Türkiye Cumhuriyeti Merkezi idare şeklini benimsemiş bir Ülke… Merkezi idare ve bakanlıkların il ve ilçe teşkilatları ile iş ve işlemlerini yürüten, hizmetleri bu teşkilatları eliyle takip eden ülke, mahalli idarelerle de yerel hizmetleri üretmeye ve denetlemeye çalışır.

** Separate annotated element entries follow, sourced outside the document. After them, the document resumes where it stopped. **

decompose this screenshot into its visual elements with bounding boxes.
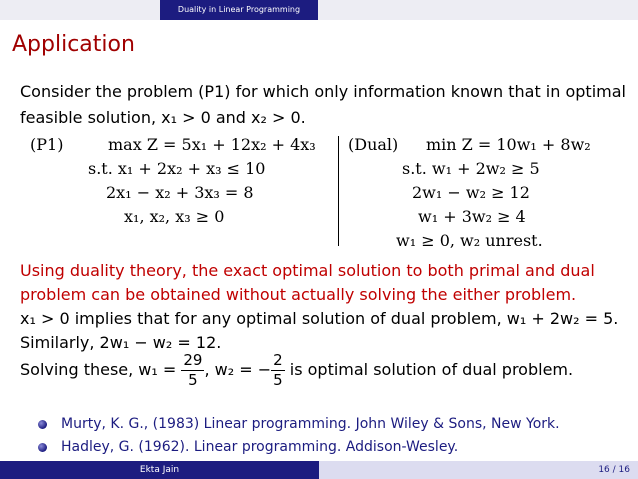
section-title[interactable]: Duality in Linear Programming <box>160 0 318 20</box>
dual-constraint-1: s.t. w₁ + 2w₂ ≥ 5 <box>402 159 540 178</box>
dual-objective: min Z = 10w₁ + 8w₂ <box>426 135 591 154</box>
w2-numerator: 2 <box>273 351 283 369</box>
dual-constraint-4: w₁ ≥ 0, w₂ unrest. <box>396 231 543 250</box>
bullet-icon <box>38 420 47 429</box>
intro-line-2: feasible solution, x₁ > 0 and x₂ > 0. <box>20 108 306 127</box>
primal-constraint-1: s.t. x₁ + 2x₂ + x₃ ≤ 10 <box>88 159 266 178</box>
w2-denominator: 5 <box>273 371 283 389</box>
footer-bar <box>0 461 638 479</box>
w1-fraction <box>181 353 204 388</box>
solution-suffix: is optimal solution of dual problem. <box>284 360 574 379</box>
bullet-icon <box>38 443 47 452</box>
dual-constraint-3: w₁ + 3w₂ ≥ 4 <box>418 207 526 226</box>
highlight-line-1: Using duality theory, the exact optimal solution to both primal and dual <box>20 261 595 280</box>
reference-text[interactable]: Murty, K. G., (1983) Linear programming. John Wiley & Sons, New York. <box>61 416 560 432</box>
page-number[interactable]: 16 / 16 <box>598 465 630 475</box>
dual-constraint-2: 2w₁ − w₂ ≥ 12 <box>412 183 530 202</box>
dual-label: (Dual) <box>348 135 399 154</box>
frame-title-bar <box>0 20 638 68</box>
divider <box>338 136 339 246</box>
reference-item <box>38 439 458 455</box>
intro-line-1: Consider the problem (P1) for which only information known that in optimal <box>20 82 626 101</box>
w1-numerator: 29 <box>183 351 203 369</box>
solution-prefix: Solving these, w₁ = <box>20 360 182 379</box>
solution-mid: , w₂ = − <box>204 360 272 379</box>
primal-label: (P1) <box>30 135 64 154</box>
highlight-line-2: problem can be obtained without actually solving the either problem. <box>20 285 577 304</box>
body-line-1: x₁ > 0 implies that for any optimal solution of dual problem, w₁ + 2w₂ = 5. <box>20 309 619 328</box>
solution-line <box>20 350 573 390</box>
primal-objective: max Z = 5x₁ + 12x₂ + 4x₃ <box>108 135 316 154</box>
footer-author[interactable]: Ekta Jain <box>0 461 319 479</box>
page-title: Application <box>12 32 135 57</box>
footer-page-box <box>319 461 638 479</box>
w1-denominator: 5 <box>188 371 198 389</box>
header-bar <box>0 0 638 20</box>
reference-text[interactable]: Hadley, G. (1962). Linear programming. Addison-Wesley. <box>61 439 459 455</box>
body-line-2: Similarly, 2w₁ − w₂ = 12. <box>20 333 222 352</box>
w2-fraction <box>271 353 285 388</box>
primal-constraint-3: x₁, x₂, x₃ ≥ 0 <box>124 207 225 226</box>
reference-item <box>38 416 560 432</box>
primal-constraint-2: 2x₁ − x₂ + 3x₃ = 8 <box>106 183 254 202</box>
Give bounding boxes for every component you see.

Merkezi idarenin aldığı kararları taşrada uygulayan valilik ve kaymakamlar hükümetin idari ve siyasi yürütme organları şeklinde çalışırlar. Bu zorunlu durum merkezi idare ile taşranın her alanda uyumlu çalışmasını gerektirir. Bir orkestra gibi çalışması gereken merkezi idare ile taşra yönetimlerinde son zamanlarda görülüyor ki bir uyum sorunu var.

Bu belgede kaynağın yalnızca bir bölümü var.